The Tamil Nadu government partnered with the British Council to enhance English communication skills and teaching methodology recently. How important do you think English communication skill is in teaching?
Janaka Pushpanathan: 
In India, our focus in English programmes has been on partnering with state governments to collaboratively build capacity and sustainability within the education ecosystems. This, in turn, leads to improved quality of teaching and learning in the classrooms, benefitting millions of students. In the past decade, we have partnered with 21 state governments to positively impact teaching skills and classroom pedagogy for approximately one million English teachers. These include governments of Tamil Nadu, Delhi, Maharashtra, Madhya Pradesh, Gujarat, Andhra Pradesh, Karnataka, Telangana, Bihar, Odisha, Punjab, Uttar Pradesh, West Bengal, Chhattisgarh and all of the Northeast states.

Recently we signed an Operational Alliance Agreement (OAA) with the Tamil Nadu government. The agreement will facilitate the development of a sustainable solution to enhance the communicative skills of learners and the teaching methodology of faculty under the Deen Dayal Upadhyaya Grameen Kaushalya Yojana (DDU-GKY) scheme. The specially customised training for the faculty will help them upgrade their teaching methodologies and deliver high-quality English language learning. This new OAA will be a new addition to the British Council’s work towards setting standards in the quality of teaching and learning English in the state and will allow the trainers to be more effective and deliver a high-quality education to students under the DDU-GKY scheme. 

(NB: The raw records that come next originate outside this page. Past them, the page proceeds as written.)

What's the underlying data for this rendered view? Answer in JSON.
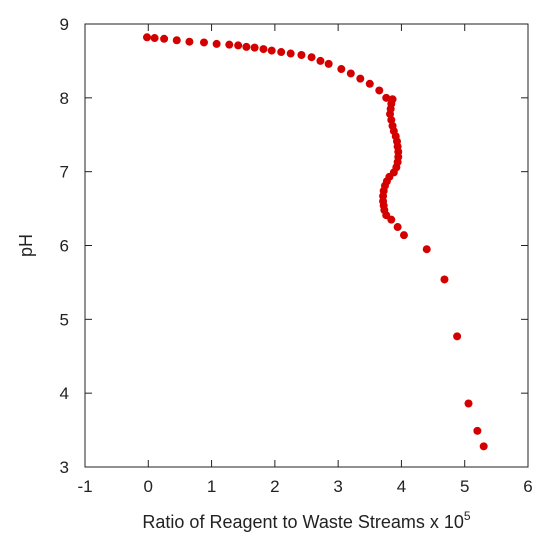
{
  "chart_data": {
    "type": "scatter",
    "title": "",
    "xlabel": "Ratio of Reagent to Waste Streams x 10",
    "xlabel_superscript": "5",
    "ylabel": "pH",
    "xlim": [
      -1,
      6
    ],
    "ylim": [
      3,
      9
    ],
    "xticks": [
      "-1",
      "0",
      "1",
      "2",
      "3",
      "4",
      "5",
      "6"
    ],
    "yticks": [
      "3",
      "4",
      "5",
      "6",
      "7",
      "8",
      "9"
    ],
    "grid": false,
    "legend": "none",
    "marker_color": "#d40000",
    "series": [
      {
        "points": [
          [
            -0.02,
            8.82
          ],
          [
            0.1,
            8.81
          ],
          [
            0.25,
            8.8
          ],
          [
            0.45,
            8.78
          ],
          [
            0.65,
            8.76
          ],
          [
            0.88,
            8.75
          ],
          [
            1.08,
            8.73
          ],
          [
            1.28,
            8.72
          ],
          [
            1.42,
            8.71
          ],
          [
            1.55,
            8.69
          ],
          [
            1.68,
            8.68
          ],
          [
            1.82,
            8.66
          ],
          [
            1.95,
            8.64
          ],
          [
            2.1,
            8.62
          ],
          [
            2.25,
            8.6
          ],
          [
            2.42,
            8.58
          ],
          [
            2.58,
            8.55
          ],
          [
            2.72,
            8.5
          ],
          [
            2.85,
            8.46
          ],
          [
            3.05,
            8.39
          ],
          [
            3.2,
            8.33
          ],
          [
            3.35,
            8.26
          ],
          [
            3.5,
            8.19
          ],
          [
            3.65,
            8.1
          ],
          [
            3.76,
            8.0
          ],
          [
            3.86,
            7.98
          ],
          [
            3.84,
            7.92
          ],
          [
            3.83,
            7.85
          ],
          [
            3.82,
            7.78
          ],
          [
            3.84,
            7.7
          ],
          [
            3.86,
            7.62
          ],
          [
            3.88,
            7.55
          ],
          [
            3.91,
            7.48
          ],
          [
            3.93,
            7.41
          ],
          [
            3.94,
            7.34
          ],
          [
            3.95,
            7.27
          ],
          [
            3.95,
            7.2
          ],
          [
            3.94,
            7.13
          ],
          [
            3.92,
            7.06
          ],
          [
            3.88,
            6.99
          ],
          [
            3.81,
            6.93
          ],
          [
            3.77,
            6.87
          ],
          [
            3.74,
            6.81
          ],
          [
            3.72,
            6.74
          ],
          [
            3.71,
            6.67
          ],
          [
            3.71,
            6.6
          ],
          [
            3.72,
            6.54
          ],
          [
            3.73,
            6.48
          ],
          [
            3.76,
            6.41
          ],
          [
            3.84,
            6.35
          ],
          [
            3.94,
            6.25
          ],
          [
            4.04,
            6.14
          ],
          [
            4.4,
            5.95
          ],
          [
            4.68,
            5.54
          ],
          [
            4.88,
            4.77
          ],
          [
            5.06,
            3.86
          ],
          [
            5.2,
            3.49
          ],
          [
            5.3,
            3.28
          ]
        ]
      }
    ]
  }
}
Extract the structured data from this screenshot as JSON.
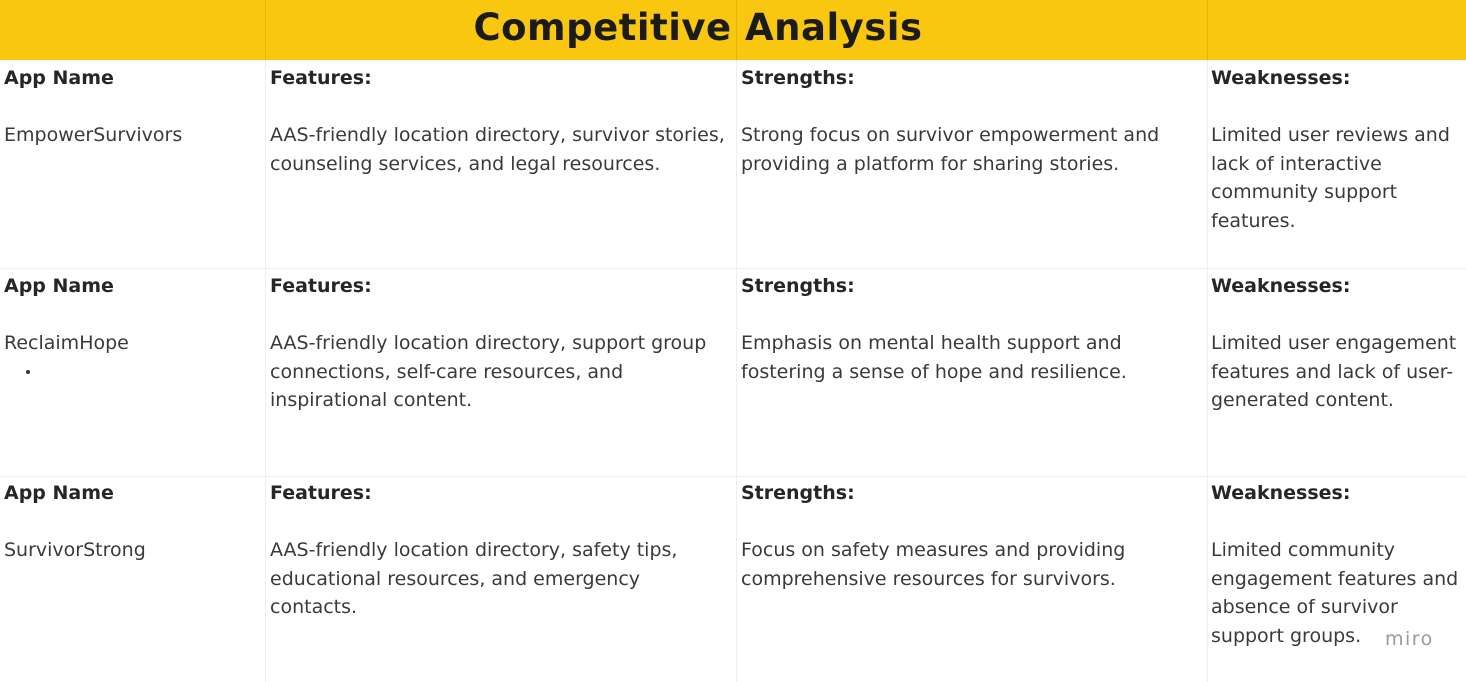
{
  "header": {
    "title": "Competitive Analysis"
  },
  "labels": {
    "app_name": "App Name",
    "features": "Features:",
    "strengths": "Strengths:",
    "weaknesses": "Weaknesses:"
  },
  "rows": [
    {
      "app": "EmpowerSurvivors",
      "features": "AAS-friendly location directory, survivor stories, counseling services, and legal resources.",
      "strengths": "Strong focus on survivor empowerment and providing a platform for sharing stories.",
      "weaknesses": "Limited user reviews and lack of interactive community support features."
    },
    {
      "app": "ReclaimHope",
      "features": "AAS-friendly location directory, support group connections, self-care resources, and inspirational content.",
      "strengths": "Emphasis on mental health support and fostering a sense of hope and resilience.",
      "weaknesses": "Limited user engagement features and lack of user-generated content."
    },
    {
      "app": "SurvivorStrong",
      "features": "AAS-friendly location directory, safety tips, educational resources, and emergency contacts.",
      "strengths": "Focus on safety measures and providing comprehensive resources for survivors.",
      "weaknesses": "Limited community engagement features and absence of survivor support groups."
    }
  ],
  "watermark": "miro"
}
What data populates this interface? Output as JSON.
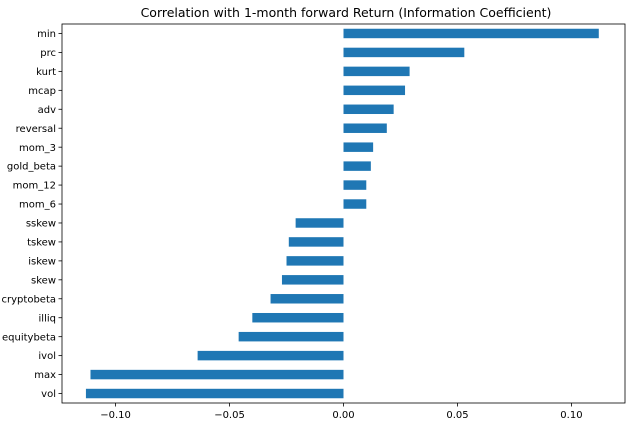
{
  "chart_data": {
    "type": "bar",
    "orientation": "horizontal",
    "title": "Correlation with 1-month forward Return (Information Coefficient)",
    "xlabel": "",
    "ylabel": "",
    "categories": [
      "min",
      "prc",
      "kurt",
      "mcap",
      "adv",
      "reversal",
      "mom_3",
      "gold_beta",
      "mom_12",
      "mom_6",
      "sskew",
      "tskew",
      "iskew",
      "skew",
      "cryptobeta",
      "illiq",
      "equitybeta",
      "ivol",
      "max",
      "vol"
    ],
    "values": [
      0.112,
      0.053,
      0.029,
      0.027,
      0.022,
      0.019,
      0.013,
      0.012,
      0.01,
      0.01,
      -0.021,
      -0.024,
      -0.025,
      -0.027,
      -0.032,
      -0.04,
      -0.046,
      -0.064,
      -0.111,
      -0.113
    ],
    "xlim": [
      -0.1235,
      0.1235
    ],
    "xticks": [
      -0.1,
      -0.05,
      0.0,
      0.05,
      0.1
    ],
    "xtick_labels": [
      "−0.10",
      "−0.05",
      "0.00",
      "0.05",
      "0.10"
    ],
    "grid": false,
    "legend": "none",
    "bar_color": "#1f77b4"
  }
}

In today's hyper-stimulus world, students are losing their knack for reading books. How do you think that can be addressed?
Janaka Pushpanathan: 
Reading is a cognitive process that augments our critical thinking and imparts knowledge. It is a multi-dimensional process involving word recognition, conception, fluency, and motivation. 

According to a Scholastic Survey, 92% say that they read books for fun at least one day a week. As per our data from the Library offers, reading has gone up during the pandemic – be it avid readers getting more time to read or non-readers taking up reading for leisure or skilling. Our Digital Library memberships and usage have witnessed significant growth during the pandemic. During the period, demand for content formats such as audiobooks, online newspapers, magazines and journals saw a significant rise. Our total checkouts have also gone up year-on-year during the pandemic. For the 6 months Apr-Sep in 2020, we witnessed a 60% increase in the total number of checkouts over the previous year and a 36% increase in 2021 over the previous year. 

To do its part to encourage reading habits among children, British Council Library launched the ‘Reading for Life’ programme. The six-week course encourages kids, between the age bracket of 5 to 12 years, to read one book every week from the collection of books, magazines and comics. The programme is organised for children, to encourage them to read for fun, improve their English and become confident readers.